- Artwork for the cover of Vampire Hunter D: American Wasteland (Devil's Due Publishing) Art by Tim Seeley

Publication information
- Publisher: Devil's Due Publishing
- Schedule: Originally to have been 6 in series
- Format: Limited series
- Genre: Horror;
- Publication date: Cancelled

Creative team
- Written by: Jimmy Palmiotti
- Artist: Tim Seeley

= Vampire Hunter D: American Wasteland =

Vampire Hunter D: American Wasteland is a comic book mini-series based on the popular Vampire Hunter D franchise, set to be published by Devil's Due Publishing. The series was announced in July 2008, but was confirmed to be cancelled at the 2009 Long Beach Comic Con, as a result of creative differences between Devil's Due and the license holders.
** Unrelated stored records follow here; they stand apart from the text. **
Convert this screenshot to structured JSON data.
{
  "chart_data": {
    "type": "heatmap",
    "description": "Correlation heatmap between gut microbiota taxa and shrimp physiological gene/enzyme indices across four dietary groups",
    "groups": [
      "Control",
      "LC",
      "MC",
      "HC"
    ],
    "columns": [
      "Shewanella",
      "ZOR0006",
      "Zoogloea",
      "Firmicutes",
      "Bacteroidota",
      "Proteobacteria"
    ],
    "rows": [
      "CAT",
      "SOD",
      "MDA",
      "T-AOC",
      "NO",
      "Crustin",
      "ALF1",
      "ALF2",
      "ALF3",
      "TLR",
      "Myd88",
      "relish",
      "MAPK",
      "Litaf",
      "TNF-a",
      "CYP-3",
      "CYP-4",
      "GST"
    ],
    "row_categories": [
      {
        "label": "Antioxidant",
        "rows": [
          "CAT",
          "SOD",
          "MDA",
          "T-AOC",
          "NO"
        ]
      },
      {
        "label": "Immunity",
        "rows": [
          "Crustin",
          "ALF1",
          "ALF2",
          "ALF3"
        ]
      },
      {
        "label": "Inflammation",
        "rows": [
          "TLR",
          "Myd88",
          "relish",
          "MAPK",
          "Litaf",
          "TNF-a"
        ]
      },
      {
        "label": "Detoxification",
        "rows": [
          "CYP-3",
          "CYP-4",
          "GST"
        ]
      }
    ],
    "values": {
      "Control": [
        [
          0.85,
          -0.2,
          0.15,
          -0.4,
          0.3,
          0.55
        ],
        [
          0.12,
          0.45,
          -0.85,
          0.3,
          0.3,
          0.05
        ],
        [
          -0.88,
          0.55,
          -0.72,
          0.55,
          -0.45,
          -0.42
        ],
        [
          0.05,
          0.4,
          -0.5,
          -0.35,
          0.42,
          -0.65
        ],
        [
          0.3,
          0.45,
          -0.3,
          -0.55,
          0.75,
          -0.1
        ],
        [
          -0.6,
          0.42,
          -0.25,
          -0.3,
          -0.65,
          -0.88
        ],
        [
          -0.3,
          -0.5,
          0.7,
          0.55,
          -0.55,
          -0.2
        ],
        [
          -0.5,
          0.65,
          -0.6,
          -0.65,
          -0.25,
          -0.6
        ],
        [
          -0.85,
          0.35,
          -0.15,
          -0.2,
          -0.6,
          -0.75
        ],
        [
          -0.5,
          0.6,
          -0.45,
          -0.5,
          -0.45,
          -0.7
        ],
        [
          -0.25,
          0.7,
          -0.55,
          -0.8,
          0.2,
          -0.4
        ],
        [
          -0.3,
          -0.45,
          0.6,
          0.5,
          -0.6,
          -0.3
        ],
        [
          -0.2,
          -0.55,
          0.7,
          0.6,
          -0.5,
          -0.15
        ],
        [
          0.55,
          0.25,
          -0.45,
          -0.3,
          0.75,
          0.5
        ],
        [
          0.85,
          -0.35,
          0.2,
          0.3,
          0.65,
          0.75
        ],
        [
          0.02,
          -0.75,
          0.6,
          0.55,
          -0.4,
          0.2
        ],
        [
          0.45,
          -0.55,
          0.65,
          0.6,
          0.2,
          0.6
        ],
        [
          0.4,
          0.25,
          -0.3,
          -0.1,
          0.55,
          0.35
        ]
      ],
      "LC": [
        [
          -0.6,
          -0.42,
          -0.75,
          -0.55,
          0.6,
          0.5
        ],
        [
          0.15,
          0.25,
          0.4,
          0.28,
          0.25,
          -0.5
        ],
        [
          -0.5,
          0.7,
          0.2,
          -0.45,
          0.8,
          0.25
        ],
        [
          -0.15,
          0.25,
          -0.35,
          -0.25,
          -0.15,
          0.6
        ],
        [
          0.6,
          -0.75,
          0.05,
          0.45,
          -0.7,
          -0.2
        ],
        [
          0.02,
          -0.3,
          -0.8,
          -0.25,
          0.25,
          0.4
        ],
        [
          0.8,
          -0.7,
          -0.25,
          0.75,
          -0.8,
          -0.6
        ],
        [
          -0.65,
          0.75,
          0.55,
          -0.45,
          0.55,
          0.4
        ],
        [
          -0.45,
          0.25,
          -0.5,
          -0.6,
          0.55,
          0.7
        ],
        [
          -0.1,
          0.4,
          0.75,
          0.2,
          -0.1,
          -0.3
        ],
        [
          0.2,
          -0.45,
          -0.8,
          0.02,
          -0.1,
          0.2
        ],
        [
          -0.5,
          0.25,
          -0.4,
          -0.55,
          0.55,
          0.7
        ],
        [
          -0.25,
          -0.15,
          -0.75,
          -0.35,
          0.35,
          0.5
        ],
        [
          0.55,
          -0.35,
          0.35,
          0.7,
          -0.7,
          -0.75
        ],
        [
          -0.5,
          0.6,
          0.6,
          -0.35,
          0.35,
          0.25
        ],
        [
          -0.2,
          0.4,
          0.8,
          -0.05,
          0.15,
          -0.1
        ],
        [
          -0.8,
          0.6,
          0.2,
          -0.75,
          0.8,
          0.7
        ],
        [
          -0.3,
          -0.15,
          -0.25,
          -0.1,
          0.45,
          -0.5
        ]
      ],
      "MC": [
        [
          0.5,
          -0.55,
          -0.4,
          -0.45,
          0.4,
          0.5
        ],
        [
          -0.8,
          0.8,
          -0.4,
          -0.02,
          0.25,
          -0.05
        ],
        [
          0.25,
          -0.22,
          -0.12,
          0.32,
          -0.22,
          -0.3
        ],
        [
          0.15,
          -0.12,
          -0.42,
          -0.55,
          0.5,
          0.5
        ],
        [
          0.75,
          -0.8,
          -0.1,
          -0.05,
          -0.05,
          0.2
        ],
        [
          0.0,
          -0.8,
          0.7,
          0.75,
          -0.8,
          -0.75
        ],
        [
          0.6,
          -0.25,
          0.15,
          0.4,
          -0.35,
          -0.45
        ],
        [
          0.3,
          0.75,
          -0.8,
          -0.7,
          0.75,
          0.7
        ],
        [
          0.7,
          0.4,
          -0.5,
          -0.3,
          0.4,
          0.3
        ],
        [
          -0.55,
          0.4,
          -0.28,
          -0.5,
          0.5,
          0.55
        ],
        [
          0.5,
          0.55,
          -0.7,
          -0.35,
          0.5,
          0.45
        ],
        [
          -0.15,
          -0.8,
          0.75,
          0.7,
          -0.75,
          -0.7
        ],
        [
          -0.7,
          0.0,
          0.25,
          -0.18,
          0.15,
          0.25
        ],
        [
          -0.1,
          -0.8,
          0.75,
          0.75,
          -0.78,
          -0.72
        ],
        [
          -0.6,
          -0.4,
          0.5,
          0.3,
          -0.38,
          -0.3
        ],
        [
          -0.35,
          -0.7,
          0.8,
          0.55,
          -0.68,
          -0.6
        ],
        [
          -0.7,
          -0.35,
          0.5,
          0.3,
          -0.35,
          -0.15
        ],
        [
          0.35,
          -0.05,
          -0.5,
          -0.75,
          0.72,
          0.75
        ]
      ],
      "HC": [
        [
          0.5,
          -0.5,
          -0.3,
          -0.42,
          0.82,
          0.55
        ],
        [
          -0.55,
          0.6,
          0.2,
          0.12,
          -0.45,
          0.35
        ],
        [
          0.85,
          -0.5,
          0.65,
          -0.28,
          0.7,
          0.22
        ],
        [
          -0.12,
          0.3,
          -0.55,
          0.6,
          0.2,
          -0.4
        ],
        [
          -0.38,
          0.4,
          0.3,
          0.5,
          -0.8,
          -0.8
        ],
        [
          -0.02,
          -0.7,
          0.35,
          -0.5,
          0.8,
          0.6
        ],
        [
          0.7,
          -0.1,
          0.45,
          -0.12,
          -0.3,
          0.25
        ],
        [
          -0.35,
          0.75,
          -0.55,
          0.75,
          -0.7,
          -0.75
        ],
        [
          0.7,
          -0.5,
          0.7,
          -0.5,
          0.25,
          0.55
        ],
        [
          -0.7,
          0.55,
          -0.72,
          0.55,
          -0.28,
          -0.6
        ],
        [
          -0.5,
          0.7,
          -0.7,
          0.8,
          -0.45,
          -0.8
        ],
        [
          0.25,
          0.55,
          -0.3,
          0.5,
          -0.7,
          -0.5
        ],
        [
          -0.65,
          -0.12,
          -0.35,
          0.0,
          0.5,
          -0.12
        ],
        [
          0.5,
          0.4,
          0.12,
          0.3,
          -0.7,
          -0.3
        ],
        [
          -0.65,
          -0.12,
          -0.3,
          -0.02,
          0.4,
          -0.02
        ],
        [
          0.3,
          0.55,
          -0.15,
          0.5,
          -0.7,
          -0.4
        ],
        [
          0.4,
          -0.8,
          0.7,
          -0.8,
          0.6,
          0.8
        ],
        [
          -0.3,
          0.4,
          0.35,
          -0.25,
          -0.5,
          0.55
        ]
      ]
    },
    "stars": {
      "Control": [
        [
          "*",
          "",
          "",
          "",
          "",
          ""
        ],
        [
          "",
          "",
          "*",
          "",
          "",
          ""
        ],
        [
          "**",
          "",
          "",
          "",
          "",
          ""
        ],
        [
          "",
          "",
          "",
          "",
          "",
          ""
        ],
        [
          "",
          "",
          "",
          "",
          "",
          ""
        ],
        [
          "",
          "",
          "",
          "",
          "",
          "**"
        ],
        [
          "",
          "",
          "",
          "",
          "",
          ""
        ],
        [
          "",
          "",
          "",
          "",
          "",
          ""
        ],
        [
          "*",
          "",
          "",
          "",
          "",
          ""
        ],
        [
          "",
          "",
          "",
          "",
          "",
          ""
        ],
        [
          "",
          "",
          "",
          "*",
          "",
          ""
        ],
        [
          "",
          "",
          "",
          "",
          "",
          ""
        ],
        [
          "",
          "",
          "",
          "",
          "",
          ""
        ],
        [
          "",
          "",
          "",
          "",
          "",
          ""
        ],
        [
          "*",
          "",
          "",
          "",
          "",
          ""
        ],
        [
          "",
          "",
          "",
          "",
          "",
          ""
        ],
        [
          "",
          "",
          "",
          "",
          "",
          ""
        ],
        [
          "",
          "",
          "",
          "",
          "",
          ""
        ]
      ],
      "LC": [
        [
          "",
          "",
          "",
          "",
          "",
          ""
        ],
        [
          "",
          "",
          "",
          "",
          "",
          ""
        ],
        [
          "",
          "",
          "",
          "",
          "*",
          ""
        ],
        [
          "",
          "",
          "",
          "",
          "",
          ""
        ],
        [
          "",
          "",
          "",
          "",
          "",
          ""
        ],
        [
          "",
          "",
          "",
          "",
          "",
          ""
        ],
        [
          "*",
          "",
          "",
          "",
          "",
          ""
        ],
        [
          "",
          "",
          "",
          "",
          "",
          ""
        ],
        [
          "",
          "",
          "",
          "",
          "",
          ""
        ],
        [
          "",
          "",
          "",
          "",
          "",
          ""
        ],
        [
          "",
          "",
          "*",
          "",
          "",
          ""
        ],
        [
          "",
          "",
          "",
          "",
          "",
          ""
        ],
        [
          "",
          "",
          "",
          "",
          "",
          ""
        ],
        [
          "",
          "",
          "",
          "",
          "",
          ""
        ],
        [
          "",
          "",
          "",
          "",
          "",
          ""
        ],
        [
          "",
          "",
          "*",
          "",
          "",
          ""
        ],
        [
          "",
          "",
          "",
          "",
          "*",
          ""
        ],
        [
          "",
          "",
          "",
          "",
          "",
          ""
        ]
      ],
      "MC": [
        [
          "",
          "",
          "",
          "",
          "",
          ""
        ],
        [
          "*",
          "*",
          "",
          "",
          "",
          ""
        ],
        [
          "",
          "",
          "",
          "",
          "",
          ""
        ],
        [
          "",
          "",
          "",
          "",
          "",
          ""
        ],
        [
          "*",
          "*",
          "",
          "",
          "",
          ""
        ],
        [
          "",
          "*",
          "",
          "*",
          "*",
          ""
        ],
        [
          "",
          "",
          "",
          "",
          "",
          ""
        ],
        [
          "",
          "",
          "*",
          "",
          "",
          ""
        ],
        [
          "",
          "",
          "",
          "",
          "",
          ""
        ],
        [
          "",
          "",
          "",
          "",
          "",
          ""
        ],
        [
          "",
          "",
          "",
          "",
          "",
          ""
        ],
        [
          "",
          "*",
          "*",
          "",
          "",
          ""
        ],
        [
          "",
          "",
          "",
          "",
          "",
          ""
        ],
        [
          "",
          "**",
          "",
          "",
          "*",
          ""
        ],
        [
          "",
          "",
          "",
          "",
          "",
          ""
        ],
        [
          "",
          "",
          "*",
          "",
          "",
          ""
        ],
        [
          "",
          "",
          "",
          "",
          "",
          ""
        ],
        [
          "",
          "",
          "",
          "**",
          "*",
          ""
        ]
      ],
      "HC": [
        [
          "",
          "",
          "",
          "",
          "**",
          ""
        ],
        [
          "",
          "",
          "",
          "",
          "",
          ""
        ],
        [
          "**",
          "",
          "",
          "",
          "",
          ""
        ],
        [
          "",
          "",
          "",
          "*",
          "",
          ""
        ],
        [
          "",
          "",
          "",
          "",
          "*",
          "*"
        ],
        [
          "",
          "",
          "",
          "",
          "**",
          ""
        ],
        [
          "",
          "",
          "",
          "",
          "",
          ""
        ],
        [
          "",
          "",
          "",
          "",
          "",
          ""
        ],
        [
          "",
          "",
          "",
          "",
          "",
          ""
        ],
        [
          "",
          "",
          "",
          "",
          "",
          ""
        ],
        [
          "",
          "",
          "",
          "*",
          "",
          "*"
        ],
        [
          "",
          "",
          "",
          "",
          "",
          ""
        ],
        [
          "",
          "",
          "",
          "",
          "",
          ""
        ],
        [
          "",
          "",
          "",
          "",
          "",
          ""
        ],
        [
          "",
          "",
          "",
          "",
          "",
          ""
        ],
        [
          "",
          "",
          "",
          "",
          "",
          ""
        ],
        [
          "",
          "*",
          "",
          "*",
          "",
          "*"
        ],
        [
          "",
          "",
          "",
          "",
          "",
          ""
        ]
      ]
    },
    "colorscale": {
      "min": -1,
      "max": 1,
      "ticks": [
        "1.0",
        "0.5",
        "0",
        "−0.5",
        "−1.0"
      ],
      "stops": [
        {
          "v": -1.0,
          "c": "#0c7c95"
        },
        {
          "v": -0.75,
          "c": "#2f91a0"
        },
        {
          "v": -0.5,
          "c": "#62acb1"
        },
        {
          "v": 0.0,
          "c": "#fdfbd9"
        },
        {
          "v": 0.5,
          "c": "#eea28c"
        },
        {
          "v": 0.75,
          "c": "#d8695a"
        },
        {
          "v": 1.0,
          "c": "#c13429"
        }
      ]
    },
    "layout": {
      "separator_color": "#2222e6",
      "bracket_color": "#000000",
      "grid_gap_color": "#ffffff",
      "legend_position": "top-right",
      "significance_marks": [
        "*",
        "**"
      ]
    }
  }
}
The story would have followed the typical Vampire Hunter D set-up and remained true to the mythos, but with a "noticeably North American feel." It was to be written by Jimmy Palmiotti.

==Story==
The plot of American Wasteland was for the first time to see the titular Vampire Hunter D arrive on the shores of America, a land where the vampiric Nobility persists, uninterrupted by those who seek to destroy them. There, D would have embarked on a journey inland while bringing their menace to an end.